Ich musste Sofie nur anschauen, um zu wissen, was sie mir sagen wollte und unterbrach ihre Gedanken. »Vertraust du mir?«, fragte ich und blickte sie aufrichtig an.

Ein kurzes Nicken war ihre einzige Reaktion.

Ich atmete tief ein und brachte ein paar Meter Abstand zwischen uns, ehe ich die Augen schloss. Bedacht ließ ich das leichte Kribbeln stärker werden und konzentrierte mich ganz auf das Kleid. Spürte den weichen Stoff unter meinen Fingerspitzen, malte mir jedes Detail ganz genau aus und fokussierte mich anschließend auf meine beste Freundin.

Sie stieß ein kurzes Jauchzen aus, als sie eine Art Elektrizität erfasste und ihre Haare leicht zu schweben begannen. Ein weiterer Atemzug meinerseits und ihre Füße verloren den Halt des Bodens. Sofie schwebte einige Zentimeter in der Luft.

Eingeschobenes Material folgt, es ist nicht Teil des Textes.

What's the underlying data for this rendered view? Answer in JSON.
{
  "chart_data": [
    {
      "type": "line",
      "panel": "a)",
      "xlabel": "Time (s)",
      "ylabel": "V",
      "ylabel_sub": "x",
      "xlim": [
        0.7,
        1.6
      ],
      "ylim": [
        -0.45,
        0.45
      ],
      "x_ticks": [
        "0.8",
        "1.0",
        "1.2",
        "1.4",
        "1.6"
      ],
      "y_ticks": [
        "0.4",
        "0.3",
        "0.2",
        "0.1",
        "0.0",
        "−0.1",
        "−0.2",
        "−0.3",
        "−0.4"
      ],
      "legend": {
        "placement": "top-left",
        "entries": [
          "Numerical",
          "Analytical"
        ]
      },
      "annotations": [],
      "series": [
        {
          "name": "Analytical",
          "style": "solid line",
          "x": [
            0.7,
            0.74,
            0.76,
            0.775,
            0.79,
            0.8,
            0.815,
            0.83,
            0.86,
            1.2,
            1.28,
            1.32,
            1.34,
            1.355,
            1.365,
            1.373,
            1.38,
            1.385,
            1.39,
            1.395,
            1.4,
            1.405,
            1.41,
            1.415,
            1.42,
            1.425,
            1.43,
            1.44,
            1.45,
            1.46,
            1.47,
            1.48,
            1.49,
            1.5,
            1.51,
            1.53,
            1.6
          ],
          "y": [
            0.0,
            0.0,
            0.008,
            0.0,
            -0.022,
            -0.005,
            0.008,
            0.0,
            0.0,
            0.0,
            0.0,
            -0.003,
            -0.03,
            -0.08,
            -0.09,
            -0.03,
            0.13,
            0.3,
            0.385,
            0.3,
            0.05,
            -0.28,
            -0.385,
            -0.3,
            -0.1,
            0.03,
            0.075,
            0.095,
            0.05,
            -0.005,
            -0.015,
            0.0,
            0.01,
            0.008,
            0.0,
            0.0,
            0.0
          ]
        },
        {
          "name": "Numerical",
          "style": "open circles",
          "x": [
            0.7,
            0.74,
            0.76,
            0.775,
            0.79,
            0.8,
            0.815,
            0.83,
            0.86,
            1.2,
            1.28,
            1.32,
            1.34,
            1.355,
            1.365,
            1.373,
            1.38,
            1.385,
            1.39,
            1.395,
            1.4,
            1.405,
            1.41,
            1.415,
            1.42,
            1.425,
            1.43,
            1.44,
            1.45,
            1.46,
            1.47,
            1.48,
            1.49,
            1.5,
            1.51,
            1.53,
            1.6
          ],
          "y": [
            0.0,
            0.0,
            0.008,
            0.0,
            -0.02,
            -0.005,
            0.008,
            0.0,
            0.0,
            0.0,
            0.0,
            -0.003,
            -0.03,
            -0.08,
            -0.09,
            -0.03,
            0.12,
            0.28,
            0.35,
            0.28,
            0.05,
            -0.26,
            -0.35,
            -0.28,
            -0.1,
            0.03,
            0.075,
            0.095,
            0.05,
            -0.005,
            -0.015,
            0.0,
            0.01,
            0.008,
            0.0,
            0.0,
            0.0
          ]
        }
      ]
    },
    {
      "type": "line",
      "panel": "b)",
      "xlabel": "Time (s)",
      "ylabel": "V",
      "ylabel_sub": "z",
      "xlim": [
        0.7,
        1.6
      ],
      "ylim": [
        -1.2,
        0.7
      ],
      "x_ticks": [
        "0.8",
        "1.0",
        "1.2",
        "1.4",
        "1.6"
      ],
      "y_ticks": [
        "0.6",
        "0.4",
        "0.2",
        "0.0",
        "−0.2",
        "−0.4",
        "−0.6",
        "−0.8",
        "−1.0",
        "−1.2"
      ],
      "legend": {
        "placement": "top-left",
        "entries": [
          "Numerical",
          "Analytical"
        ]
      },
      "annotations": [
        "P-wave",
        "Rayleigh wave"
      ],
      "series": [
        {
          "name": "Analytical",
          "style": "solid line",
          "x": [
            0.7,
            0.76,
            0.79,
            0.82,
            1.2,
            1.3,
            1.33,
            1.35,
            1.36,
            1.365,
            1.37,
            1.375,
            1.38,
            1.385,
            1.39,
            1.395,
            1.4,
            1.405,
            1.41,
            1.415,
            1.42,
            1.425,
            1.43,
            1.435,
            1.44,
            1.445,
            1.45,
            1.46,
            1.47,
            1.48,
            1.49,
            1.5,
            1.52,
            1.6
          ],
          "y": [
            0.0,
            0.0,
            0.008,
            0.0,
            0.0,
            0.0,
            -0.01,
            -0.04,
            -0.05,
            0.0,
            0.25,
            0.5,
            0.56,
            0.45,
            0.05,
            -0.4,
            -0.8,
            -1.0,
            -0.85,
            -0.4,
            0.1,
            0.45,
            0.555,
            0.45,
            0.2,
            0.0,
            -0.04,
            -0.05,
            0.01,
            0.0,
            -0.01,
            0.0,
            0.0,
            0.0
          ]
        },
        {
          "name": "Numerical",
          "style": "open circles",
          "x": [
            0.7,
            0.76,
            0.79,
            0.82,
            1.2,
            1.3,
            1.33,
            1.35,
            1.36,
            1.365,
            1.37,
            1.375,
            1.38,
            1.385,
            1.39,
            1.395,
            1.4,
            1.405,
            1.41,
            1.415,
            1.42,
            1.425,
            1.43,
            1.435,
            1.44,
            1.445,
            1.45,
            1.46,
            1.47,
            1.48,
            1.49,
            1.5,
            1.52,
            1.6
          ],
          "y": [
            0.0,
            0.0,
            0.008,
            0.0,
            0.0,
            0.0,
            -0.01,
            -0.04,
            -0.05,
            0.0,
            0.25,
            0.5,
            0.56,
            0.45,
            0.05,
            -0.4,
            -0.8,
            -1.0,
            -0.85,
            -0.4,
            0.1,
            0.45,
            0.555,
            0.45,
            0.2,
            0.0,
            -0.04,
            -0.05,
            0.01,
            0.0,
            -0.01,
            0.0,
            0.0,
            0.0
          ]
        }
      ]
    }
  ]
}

Als ich die Augen öffnete, wurde jetzt sie von dem flüssigen Gold umschlungen, während sie sich immer schneller im Kreis zu drehen begann. Alle um uns herum schienen erstarrt, niemand wurde auf dieses Spektakel aufmerksam. Sofies Bewegungen wurden langsamer, ihre Sohlen fanden den Weg zurück zum Boden. Geblendet hob ich die Hand, als sich auch das Gold langsam von ihr zurückzog und sich über den ganzen Platz auszubreiten schien. Alles wurde in ein zartgelbes Schimmern getaucht und wirkte magisch.

Langsam ließ ich meinen Blick um uns schweifen, ehe ich wieder zu Sofie sah.

Ihre blonden Haare fielen gewellt über ihre Schultern. Nur einige wenige Strähnen waren zurückgekämmt worden. Ihre zierlichen Füße steckten in goldenen Sandalen, die einen leichten Absatz hatten. Das Kleid stand ihr wie angegossen. Sie wirkte wie eine Fee, die gerade wieder auf die Erde zurückgekehrt war.

Staunend ließ auch sie ihren Blick über ihren Körper wandern, ehe sie sich zu mir drehte. »Danke dir. Ich danke dir so sehr«, flüsterte sie und warf sich in meine Arme. Sie schluchzte kurz, ehe sie sich wieder fasste, und einige Schritte nach hinten ging.